Streamlined Income Tax Slabs and Expanded Basic Exemption Limit:

The income tax portal notes that the tax exemption limit has hiked from Rs 2.5 lakh to Rs 3 lakh in the old regime. Additionally, the number of income tax slabs has decreased from six to five, simplifying tax calculations for many individuals.

Increased Tax Rebate Threshold:

Individuals opting for the new tax regime will benefit from an increased tax rebate under Section 87A of the Income-tax Act, 1961. Those with taxable income up to Rs 7 lakh under the new regime will receive a full tax rebate, exempting them from income tax.

Standard Deduction Extension:

The standard deduction of Rs 50,000, previously applicable only under the old regime, is now applicable under the new regime as well. This will lower taxable income for salaried individuals and pensioners who don’t utilize various deductions.

Reduced Highest Surcharge Rate:

The highest surcharge rate under the new tax regime has been reduced from 37% to 25%, potentially easing the overall tax burden for some taxpayers. Sanjiv Bajaj, joint chairman and managing director (MD) of Bajaj Capital, explains, “The budget revised the surcharge rates applicable to the new tax regime for income exceeding Rs 50 lakh. This might affect your tax liability depending on your income bracket and chosen tax regime (old vs. new).”

Other Amendments:

Apart from the aforementioned changes, there are additional amendments slated for implementation at the start of the new financial year.

Life Insurance Taxation:

Maturity proceeds from life insurance policies issued on or after April 1, 2023, where the total premium exceeds Rs 5 lakh, will be taxable. This aims to discourage using life insurance primarily for tax benefits.

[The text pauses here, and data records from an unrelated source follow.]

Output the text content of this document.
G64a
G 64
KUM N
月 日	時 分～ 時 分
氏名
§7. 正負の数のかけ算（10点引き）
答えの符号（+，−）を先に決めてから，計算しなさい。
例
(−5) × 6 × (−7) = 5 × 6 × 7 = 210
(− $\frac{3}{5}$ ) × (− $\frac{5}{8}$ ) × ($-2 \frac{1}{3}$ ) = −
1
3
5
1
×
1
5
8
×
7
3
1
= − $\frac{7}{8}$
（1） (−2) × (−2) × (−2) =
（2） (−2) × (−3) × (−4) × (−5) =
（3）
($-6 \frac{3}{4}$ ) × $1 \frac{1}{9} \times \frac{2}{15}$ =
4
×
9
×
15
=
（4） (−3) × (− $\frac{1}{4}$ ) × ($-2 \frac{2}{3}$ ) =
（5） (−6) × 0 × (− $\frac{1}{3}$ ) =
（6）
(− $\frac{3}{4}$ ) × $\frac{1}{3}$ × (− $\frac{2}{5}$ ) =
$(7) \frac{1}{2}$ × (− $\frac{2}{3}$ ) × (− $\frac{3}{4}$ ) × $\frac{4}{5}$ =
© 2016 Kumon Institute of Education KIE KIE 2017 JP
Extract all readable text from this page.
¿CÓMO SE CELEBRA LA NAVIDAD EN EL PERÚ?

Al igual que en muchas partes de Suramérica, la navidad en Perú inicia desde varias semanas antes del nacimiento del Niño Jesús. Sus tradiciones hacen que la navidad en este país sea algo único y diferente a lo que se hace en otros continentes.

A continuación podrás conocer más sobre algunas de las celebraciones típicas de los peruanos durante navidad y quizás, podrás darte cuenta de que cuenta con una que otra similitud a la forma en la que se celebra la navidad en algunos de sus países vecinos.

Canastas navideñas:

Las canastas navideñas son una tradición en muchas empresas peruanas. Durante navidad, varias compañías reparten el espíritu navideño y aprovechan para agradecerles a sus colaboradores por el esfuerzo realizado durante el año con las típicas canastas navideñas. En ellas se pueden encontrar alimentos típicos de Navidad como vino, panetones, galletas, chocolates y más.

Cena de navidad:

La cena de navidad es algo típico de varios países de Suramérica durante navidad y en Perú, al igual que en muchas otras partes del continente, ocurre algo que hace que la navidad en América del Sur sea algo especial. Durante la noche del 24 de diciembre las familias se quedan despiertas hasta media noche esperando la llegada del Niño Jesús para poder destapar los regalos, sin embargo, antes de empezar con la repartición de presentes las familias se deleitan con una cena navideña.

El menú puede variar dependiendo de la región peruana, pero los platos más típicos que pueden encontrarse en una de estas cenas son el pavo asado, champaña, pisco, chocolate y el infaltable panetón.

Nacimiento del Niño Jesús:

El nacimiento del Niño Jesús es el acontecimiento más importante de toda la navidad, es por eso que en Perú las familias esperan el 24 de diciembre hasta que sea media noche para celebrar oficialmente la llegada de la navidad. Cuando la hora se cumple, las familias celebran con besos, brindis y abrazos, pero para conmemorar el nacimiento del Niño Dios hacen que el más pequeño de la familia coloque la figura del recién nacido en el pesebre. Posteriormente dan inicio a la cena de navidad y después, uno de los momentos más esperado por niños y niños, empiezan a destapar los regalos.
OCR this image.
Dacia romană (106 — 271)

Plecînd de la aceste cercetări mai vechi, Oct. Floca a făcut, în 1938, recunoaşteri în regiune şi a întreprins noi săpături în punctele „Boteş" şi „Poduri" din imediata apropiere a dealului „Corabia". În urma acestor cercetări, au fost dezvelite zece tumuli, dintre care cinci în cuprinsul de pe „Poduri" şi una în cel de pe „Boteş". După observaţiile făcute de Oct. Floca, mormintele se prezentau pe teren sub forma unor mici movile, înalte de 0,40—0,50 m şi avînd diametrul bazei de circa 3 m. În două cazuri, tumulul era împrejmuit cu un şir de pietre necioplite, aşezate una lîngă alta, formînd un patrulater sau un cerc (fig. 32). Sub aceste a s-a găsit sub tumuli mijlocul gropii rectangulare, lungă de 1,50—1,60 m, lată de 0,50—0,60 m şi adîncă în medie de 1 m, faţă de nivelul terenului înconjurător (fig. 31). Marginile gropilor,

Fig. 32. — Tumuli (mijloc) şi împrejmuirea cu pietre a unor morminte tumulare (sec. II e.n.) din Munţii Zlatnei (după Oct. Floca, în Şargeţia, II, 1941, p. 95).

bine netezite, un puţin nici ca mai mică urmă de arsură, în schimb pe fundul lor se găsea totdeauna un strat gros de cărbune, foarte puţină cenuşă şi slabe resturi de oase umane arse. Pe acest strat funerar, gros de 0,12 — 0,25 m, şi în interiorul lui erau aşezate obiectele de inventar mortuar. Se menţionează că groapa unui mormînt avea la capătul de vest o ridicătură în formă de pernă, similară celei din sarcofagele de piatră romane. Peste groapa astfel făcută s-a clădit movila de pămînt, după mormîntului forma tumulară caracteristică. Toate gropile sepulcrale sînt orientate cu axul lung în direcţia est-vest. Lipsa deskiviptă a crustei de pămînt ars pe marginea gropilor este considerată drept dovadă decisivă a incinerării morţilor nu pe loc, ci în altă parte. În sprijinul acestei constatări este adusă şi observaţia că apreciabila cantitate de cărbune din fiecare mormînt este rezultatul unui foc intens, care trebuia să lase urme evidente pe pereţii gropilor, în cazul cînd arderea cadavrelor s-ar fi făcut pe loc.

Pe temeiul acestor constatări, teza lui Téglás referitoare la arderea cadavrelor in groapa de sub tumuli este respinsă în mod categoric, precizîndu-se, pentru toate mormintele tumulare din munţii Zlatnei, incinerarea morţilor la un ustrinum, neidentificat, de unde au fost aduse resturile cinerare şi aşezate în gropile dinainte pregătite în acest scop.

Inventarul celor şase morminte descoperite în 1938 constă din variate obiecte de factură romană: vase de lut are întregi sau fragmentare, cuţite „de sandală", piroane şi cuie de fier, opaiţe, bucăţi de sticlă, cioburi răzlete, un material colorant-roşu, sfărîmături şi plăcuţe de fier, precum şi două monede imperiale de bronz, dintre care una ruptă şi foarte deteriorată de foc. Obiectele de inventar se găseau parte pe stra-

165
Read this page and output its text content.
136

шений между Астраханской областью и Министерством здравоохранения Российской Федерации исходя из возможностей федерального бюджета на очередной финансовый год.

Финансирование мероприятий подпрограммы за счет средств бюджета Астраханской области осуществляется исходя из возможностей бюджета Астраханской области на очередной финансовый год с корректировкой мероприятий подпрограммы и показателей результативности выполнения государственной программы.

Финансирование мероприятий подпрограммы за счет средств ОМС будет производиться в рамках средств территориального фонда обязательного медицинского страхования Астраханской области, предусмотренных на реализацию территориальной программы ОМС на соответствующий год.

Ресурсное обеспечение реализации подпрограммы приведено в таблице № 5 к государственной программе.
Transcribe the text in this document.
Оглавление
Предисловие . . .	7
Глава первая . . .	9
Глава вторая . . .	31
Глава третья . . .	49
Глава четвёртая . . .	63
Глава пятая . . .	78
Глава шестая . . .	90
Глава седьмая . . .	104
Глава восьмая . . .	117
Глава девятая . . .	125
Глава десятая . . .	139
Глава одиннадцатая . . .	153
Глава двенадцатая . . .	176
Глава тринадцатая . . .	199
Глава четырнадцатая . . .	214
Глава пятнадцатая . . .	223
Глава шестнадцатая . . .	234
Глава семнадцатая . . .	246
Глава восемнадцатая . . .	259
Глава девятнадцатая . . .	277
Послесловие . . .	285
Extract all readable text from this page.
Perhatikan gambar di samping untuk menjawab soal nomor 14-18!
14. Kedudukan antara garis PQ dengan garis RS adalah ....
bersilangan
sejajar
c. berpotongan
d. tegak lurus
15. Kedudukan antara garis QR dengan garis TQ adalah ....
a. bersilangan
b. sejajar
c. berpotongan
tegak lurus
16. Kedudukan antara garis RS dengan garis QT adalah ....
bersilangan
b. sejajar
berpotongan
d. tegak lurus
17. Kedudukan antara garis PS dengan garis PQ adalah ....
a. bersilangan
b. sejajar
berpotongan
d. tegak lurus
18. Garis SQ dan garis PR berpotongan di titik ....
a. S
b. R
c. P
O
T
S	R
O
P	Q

Exemption of Enhanced Leave Encashment:

The tax exemption limit on leave encashment upon retirement has been raised from Rs 3 lakh to Rs 25 lakh for non-government employees, offering substantial tax relief for accumulated leave encashment amounts.

Decreased Corporate Tax Rates:

The government has reduced corporate tax rates from 30% to 22% for existing domestic companies. Furthermore, a new lower rate of 15% has been introduced for certain new manufacturing companies to incentivize fresh investments in the sector.

These changes signify significant shifts in the tax landscape, impacting individuals and businesses alike as the new financial year unfolds.